Ora, não compreenderam bem aqueles que julgaram que a semelhança era a única conformidade capaz de produzir o amor; pois quem não sabe que os velhos amam terna e carinhosamente as crianças, e são por elas amados? Que os sábios amam os ignorantes quando são dóceis aos seus ensinos? Que os doentes amam os seus médicos? E, se nos for possível tirar algum argumento da imagem do amor que se observa nas coisas insensíveis, que semelhança pode inclinar o ferro ao ímã?

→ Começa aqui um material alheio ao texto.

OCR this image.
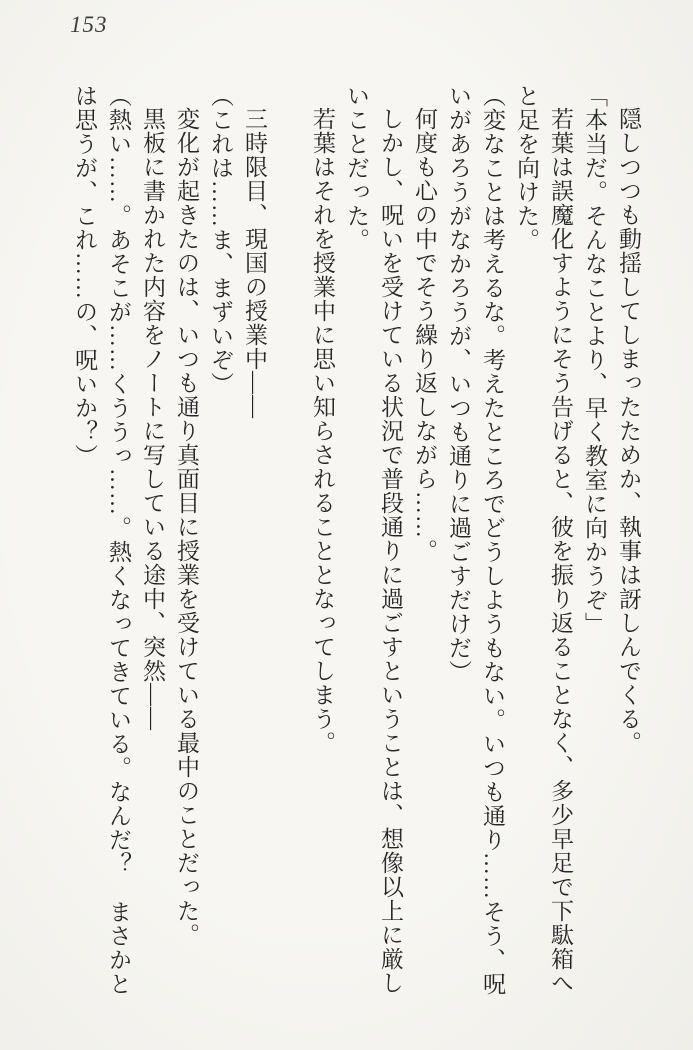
153

隠しつつも動揺してしまったためか、執事は訝しんでくる。

「本当だ。そんなことより、早く教室に向かうぞ」

若葉は誤魔化すようにそう告げると、彼を振り返ることなく、多少早足で下駄箱へと足を向けた。

（変なことは考えるな。考えたところでどうしようもない。いつも通り……そう、呪いがあろうがなかろうが、いつも通りに過ごすだけだ）

何度も心の中でそう繰り返しながら……。

しかし、呪いを受けている状況で普段通りに過ごすということは、想像以上に厳しいことだった。

若葉はそれを授業中に思い知らされることとなってしまう。

三時限目、現国の授業中――

（これは……ま、まずいぞ）

変化が起きたのは、いつも通り真面目に授業を受けている最中のことだった。

黒板に書かれた内容をノートに写している途中、突然――

（熱い……。あそこが……くううっ……。熱くなってきている。なんだ？　まさかとは思うが、これ……の、呪いか？）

Um ímã não terá mais semelhança com outro ímã ou com outra pedra, do que com o ferro, que é de um gênero inteiramente diferente? E ainda que alguns, para reduzir todas as conformidades à semelhança, tenham assegurado que o ferro atrai o ferro, e o ímã atrai o ímã, eles não sabem explicar por que o ímã atrai com mais força o ferro, do que o ferro atrai o próprio ferro. Mas, dizei-me, que analogia existe entre a cal e a água, ou entre a água e a esponja? E, todavia, a cal e a esponja absorvem a água com uma incomparável avidez, e manifestam um extraordinário “amor” insensível para com ela. Ora, o mesmo acontece com o amor humano, que pode ser algumas vezes mais forte entre pessoas de qualidades opostas, do que entre aquelas que as têm semelhantes.

A conformidade que produz o amor nem sempre consiste na semelhança, mas na proporção, relação ou correspondência do amante com o objeto amado. Não é a semelhança que torna o médico amável ao doente, mas a correspondência da necessidade de um com a capacidade do outro, visto que um tem necessidade do socorro que o outro pode prestar-lhe. O médico ama o doente, e o sábio o seu discípulo, porque ambos podem exercer sobre eles as suas faculdades. Os velhos amam as crianças, não por simpatia, mas porque a extrema simplicidade, fraqueza e ternura destas faz sobressair a prudência e seriedade daqueles, e esta dissemelhança torna-se agradável; e as crianças amam os velhos porque os veem entreterem-se e ocuparem-se com elas, e, por um secreto instinto, entendem que precisam da sua direção. Os acordes da música se fazem na discordância, pela qual as vozes dissemelhantes se correspondem, para todas reunidas formarem uma só harmonia; e o mesmo sucede com a dissemelhança das pedras preciosas e das flores, que produzem a agradável composição do esmalte e do matiz.
Da mesma forma, o amor não nasce sempre da semelhança e simpatia; nasce antes da correspondência e proporção, que consiste em que, pela união de um objeto a outro, ambos possam receber um acréscimo de perfeição e tornar-se melhores. Certamente a cabeça não se parece com o corpo, nem a mão com o braço, e, todavia, estas coisas têm uma correspondência tão íntima e ligam-se tão apropriadamente uma à outra, que se aperfeiçoam mutuamente pela sua união. Se cada uma destas diversas partes tivesse uma alma distinta, amar-se-iam perfeitamente, não por semelhança, que não têm nenhuma, mas pela correspondência que mantêm para sua mútua perfeição. Por isso os melancólicos e os joviais, os irascíveis e os pacíficos, amam-se algumas vezes pelas mútuas impressões que recebem uns dos outros, por meio das quais os seus temperamentos são mutuamente moderados.
Mas, quando essa mútua correspondência é reunida à semelhança, o amor é, sem dúvida, gerado de forma mais poderosa; porque, sendo a semelhança a verdadeira imagem da unidade, quando duas coisas semelhantes se unem por correspondência ao mesmo fim, isso parece constituir antes unidade do que união.
A conformidade, pois, do amante com a coisa amada é a primeira fonte do amor, e esta conformidade consiste na correspondência, que não é outra coisa senão a mútua relação que torna as coisas propícias a se unirem, para reciprocamente se comunicarem alguma perfeição.